Who Is My Neighbor in Church?



A very different moment in the life of Jesus when compared to his chiding the folks from three of the cities where he had done much preaching.  Today it is a reversal:  he speaks about those who have followed him faithfully with much warmth.  In truth Jesus is praising those who have been true to his teachings.

However, Jesus does make a distinction in describing those who are faithful.  The learned and clever do not fare well.  It is the "merest children" who receive his adulation.  These, his disciples, have accepted the graces offered by the Father to understand the secrets of heaven.

What we can see in these few words of Jesus is a description of the early days of growth in the new Church.  It was among the ordinary, the simple, unsophisticated that Jesus did most of his preaching.  It would only be later that what we know as Christianity began to accepted by the ruling and intellectual class.

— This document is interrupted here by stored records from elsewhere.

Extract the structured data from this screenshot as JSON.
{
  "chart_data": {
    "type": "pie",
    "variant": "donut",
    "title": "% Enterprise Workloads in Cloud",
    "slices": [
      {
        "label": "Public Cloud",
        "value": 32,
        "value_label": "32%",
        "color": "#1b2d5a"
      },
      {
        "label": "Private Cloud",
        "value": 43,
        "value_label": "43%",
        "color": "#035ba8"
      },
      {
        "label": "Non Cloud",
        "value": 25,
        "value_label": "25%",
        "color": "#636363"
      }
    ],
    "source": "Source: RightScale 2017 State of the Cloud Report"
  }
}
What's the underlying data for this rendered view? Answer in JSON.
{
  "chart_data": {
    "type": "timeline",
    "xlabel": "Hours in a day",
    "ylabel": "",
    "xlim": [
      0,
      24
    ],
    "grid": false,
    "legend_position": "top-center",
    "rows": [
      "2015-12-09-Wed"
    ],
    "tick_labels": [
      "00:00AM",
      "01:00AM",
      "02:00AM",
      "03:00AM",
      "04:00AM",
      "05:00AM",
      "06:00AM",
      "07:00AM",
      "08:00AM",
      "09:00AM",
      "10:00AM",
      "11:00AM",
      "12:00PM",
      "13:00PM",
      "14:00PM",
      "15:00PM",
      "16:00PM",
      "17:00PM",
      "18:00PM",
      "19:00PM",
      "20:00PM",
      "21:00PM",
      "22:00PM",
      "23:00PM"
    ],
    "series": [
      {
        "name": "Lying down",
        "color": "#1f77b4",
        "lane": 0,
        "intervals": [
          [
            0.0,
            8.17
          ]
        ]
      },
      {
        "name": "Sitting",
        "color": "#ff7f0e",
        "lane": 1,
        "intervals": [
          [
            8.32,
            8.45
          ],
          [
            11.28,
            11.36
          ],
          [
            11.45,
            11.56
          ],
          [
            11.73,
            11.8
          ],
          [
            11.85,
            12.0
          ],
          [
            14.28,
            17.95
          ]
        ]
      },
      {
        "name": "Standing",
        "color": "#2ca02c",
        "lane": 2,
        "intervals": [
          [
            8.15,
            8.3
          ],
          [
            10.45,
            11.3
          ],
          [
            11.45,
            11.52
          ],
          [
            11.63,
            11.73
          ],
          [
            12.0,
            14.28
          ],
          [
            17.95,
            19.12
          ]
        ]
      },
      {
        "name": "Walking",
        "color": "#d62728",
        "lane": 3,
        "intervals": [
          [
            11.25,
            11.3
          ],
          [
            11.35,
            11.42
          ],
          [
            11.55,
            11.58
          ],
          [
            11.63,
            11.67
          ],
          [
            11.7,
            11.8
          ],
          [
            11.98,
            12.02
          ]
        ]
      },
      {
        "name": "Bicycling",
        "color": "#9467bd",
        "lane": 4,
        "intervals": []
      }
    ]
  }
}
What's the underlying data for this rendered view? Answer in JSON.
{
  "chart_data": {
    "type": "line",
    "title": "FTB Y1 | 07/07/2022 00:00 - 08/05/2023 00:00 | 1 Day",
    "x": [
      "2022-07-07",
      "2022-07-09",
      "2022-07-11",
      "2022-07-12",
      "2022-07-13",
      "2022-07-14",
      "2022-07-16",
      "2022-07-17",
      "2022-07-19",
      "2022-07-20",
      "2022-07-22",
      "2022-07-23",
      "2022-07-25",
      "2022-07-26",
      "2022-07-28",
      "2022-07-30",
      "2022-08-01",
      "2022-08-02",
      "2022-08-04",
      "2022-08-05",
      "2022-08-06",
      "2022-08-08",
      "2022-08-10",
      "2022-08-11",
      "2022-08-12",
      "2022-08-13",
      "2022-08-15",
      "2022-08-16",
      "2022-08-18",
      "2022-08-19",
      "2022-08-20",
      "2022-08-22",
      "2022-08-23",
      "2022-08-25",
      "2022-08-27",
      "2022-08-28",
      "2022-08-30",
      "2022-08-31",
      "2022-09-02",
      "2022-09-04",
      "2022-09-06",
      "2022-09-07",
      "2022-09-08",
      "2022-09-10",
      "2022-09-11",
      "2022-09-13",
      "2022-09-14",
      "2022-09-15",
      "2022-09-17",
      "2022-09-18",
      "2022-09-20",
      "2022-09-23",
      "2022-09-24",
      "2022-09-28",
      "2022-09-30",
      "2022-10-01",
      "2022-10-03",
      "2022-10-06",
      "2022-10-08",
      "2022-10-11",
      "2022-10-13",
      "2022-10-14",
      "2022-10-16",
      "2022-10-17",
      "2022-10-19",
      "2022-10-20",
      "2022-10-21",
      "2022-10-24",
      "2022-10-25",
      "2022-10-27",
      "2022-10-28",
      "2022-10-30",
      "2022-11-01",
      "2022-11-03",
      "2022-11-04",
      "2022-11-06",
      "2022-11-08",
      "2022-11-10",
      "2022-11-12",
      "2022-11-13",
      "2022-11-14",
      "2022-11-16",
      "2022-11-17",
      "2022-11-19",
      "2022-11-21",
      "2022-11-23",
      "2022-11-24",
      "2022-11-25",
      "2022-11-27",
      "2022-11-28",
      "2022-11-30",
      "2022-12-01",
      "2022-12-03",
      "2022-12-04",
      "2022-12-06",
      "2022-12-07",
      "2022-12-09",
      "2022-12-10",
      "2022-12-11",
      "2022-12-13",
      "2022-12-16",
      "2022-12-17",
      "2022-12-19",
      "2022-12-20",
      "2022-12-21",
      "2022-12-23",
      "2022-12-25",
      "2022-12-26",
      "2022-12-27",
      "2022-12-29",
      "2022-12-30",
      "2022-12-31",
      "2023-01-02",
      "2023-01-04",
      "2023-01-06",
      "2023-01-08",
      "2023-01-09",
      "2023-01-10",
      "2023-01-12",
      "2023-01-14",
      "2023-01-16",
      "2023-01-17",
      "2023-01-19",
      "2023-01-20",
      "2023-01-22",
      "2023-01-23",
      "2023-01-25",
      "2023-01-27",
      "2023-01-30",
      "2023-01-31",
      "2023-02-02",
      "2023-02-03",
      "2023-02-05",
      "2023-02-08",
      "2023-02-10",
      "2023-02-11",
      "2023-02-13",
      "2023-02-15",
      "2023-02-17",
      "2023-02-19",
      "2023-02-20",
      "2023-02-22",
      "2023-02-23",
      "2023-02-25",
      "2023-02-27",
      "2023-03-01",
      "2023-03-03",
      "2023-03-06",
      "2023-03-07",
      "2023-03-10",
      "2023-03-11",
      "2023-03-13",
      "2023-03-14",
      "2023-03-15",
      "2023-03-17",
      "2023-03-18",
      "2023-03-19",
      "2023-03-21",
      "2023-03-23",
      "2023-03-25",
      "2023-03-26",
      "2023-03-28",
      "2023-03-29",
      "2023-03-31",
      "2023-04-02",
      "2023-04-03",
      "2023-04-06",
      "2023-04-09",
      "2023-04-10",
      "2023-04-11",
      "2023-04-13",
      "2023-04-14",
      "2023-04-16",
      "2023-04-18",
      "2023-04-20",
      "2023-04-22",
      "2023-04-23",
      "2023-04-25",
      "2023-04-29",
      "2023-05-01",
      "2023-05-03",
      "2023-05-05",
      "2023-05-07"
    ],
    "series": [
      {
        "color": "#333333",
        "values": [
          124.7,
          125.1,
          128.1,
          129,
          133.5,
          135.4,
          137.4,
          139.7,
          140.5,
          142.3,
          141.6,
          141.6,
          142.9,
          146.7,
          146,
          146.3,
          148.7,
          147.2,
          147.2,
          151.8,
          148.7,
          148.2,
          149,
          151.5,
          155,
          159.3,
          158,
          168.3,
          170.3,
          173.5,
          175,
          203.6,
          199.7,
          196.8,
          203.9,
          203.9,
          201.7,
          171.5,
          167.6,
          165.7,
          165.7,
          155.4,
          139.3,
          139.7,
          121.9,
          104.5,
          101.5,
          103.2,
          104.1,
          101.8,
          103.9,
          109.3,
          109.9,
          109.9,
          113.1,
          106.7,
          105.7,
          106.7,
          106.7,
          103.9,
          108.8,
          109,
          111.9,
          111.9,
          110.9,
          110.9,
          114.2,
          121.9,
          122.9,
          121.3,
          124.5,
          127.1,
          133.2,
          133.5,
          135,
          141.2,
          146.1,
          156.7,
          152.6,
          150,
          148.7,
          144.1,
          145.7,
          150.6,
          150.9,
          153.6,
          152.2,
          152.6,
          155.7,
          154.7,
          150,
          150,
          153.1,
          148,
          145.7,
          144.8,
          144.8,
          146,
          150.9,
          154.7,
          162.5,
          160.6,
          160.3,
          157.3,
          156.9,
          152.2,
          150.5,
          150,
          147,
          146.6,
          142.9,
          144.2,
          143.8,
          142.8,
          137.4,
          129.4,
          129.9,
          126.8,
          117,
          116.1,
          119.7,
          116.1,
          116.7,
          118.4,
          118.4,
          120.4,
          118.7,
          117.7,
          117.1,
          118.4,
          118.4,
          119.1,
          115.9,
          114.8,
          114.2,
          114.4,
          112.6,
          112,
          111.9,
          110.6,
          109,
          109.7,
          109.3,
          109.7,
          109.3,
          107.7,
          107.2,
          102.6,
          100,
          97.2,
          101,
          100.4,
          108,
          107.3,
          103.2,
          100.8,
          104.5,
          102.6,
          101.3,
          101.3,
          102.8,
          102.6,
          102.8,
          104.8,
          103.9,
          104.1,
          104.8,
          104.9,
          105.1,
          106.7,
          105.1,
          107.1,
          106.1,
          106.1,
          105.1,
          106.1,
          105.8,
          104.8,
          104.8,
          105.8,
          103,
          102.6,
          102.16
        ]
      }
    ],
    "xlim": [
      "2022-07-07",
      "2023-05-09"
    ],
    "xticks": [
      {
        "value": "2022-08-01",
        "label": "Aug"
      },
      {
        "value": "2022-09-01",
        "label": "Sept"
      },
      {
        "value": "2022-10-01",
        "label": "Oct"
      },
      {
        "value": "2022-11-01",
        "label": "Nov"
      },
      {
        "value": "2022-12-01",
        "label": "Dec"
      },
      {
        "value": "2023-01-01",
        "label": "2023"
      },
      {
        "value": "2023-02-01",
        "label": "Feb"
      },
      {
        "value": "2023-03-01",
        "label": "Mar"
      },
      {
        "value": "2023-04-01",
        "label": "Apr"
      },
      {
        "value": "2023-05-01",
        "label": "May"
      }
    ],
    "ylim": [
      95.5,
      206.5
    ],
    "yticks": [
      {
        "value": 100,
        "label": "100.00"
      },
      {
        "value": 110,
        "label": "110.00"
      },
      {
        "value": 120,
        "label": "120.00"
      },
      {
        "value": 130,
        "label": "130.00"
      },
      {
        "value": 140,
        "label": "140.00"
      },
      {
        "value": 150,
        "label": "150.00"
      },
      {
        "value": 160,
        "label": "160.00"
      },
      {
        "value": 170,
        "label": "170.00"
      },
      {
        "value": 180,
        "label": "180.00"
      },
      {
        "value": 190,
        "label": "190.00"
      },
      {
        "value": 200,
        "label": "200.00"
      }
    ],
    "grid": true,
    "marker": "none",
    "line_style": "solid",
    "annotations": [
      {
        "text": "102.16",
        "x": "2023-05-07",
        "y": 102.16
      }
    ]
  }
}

What Jesus is teaching is that his Church, willed by his Father, is to be catholic, universal: poor folks, wealthy families, educated individuals and not so well educated people formed the Church as it grew.  A look at almost any parish today, especially at a Sunday Mass, is a similar experience.  People of every social level share the same pew in our churches.  People of every color; people of every language: this is the flavor of the Church today.

Lastly, Jesus is teaching us that he will lead us to his Father if we so desire.  It is his gift to us if we wish to accept it.  Every day Jesus comes to our heart, knocking, we might say, for us to open ourselves to his graces and gifts.  The choice is ours.  The extent to which I hope my heart to his teaching, his words, is entirely up to me.

In the first scripture reading today, God selecting Moses to lead his people, calls us to remember that God may call anyone of us to roles of leadership in our communities regardless of our past.  God looks at us as we are today and with a keener sense of our future than we ourselves might possess.